The title of Tom Gauld's You're All Just Jealous of My Jet Pack, a collection of the Goliath artist's comic strips from The Guardian, comes from the punchline of one of his many gags about literature (you'll be hard-pressed to find another collection with half as many jokes about Charles Dickens as this one). A small circle of dull-looking people identified with an arrow as "Proper Literature" are  tut-tutting, while an astronaut with a rocket-shaped jet pack, shooting out fire, billowing black smoke and little star-shaped sparks, identified by arrow as "Science Fiction," diagnoses their problem with him (a comic strip is, of course, worth a thousand of my words; see above).

If sci-fi's great advantage over proper literature is its cool stuff, like jet packs, then comics' great advantage over prose is that we can not only imagine jet packs, but we also get to see what they might like look like as filtered through the imagination of an artist with a unique and compelling style.
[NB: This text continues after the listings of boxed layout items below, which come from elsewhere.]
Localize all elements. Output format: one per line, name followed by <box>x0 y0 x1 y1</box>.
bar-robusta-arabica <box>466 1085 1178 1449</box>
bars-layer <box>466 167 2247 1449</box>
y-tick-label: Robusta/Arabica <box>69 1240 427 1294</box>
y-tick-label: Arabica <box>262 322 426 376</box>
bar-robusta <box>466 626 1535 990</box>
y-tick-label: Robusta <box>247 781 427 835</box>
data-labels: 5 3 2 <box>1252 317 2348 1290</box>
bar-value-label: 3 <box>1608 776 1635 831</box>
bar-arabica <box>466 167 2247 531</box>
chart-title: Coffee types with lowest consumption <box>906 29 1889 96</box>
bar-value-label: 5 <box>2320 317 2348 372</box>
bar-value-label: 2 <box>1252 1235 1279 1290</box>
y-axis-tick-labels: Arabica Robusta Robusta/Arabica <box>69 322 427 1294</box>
Someone like, oh, say, Tom Gauld.

Gauld's style is incredibly simple, abstracted down to such a point that it would fall somewhere to the right of stick figure and to the left of pictogram, but it's hardly simplistic — his people generally have perfectly round spheres atop slightly out-of-shape conical torsos, with parentheses-shaped arcs forming boneless, noodley arms and legs. They appear quite often in extreme long-shot, and as silhouettes, as the precise details of the figures generally aren't as important as what they are symbolizing.



In fact, their simplicity is quite often the source of the gag in the strip. For example, a strip titled "Book Cover Design Is Easy" is divided into eight panels, each featuring the same book with a differently colored cover, and the same, men's room sign-simple figure standing in the same place on each cover, slightly modified only to correspond to the genre of book. So that the romance book has him holding a large daisy, the cookery book has him holding a frying pan, and so on.

There's a great deal of visual acumen and solid, image-making craft on display in Gauld's strips, however. The minimalist artwork not only keeps clutter out of the way of the jokes, allowing for maximum effect, but it forces the reader into the position of collaborator to an extent that more realistic, more detailed artwork can't. One can't really lazily read Gauld's comics; they necessitate engagement, a dedicated level of participation that makes the reader more receptive to the jokes.

The downside is, of course, that when they fail to land, they crash loud and violently. But when they hit, which is a good 90-some percent of the time, they hit hard.

The jokes are mostly literary  and urbane, but in such a playful way that while there's a certain threshold of knowledge one needs, the very idea that someone is cracking jokes about Francis Bacon, the Bronte Sisters and Henry David Thoreau* is in and of itself funny (In a Venn diagram** comparing Gault's sense of humor to that of Kate Beaton, I think you'll find a noteworthy section of overlap).

Some are awfully obscure, like "An Ant Remembers the Making of 'Un Chien Andalou,'" and another that features an Old English word that necessitates an asterisk explaining it in the comic itself -- and, again, that very obscurity is in itself amusing.

The vast majority of the humor  and subject matter is, however, bookish, if not dealing with specific writers and genres, then in jokes about mediums and novels and scholarship and criticism and the history of the above and how changing times are affecting them. Plus jokes about robots, booze, time travel, jet packs and good old-fashioned slapstick.

It's a pretty intoxicating blend of highbrow and lowbrow humor, really; the former cut without just enough of the latter to keep it from being pretentious or off-putting. If one likes reading and if one is a writer or has spent any time in academia, then there's a lot of strips seemingly made especially for one (Many of these seem like they would be found on the bulletin boards and refrigerator doors in the staff rooms of college professors and librarians).

And if there's one thing that comics as a medium excels at, it's in mixing high and low together to come up with something unique. With Goliath, Gauld proved himself a great storyteller. With You're All Just Jealous of My Jetpack, he proves to be just as great a joke-teller.



* Plus lots of Shakespeare gags and, as I mentioned, a great deal of Dickens gags. Oh, and lots of jokes about being trapped in wells.

**There is also a pretty good Venn diagram joke in here.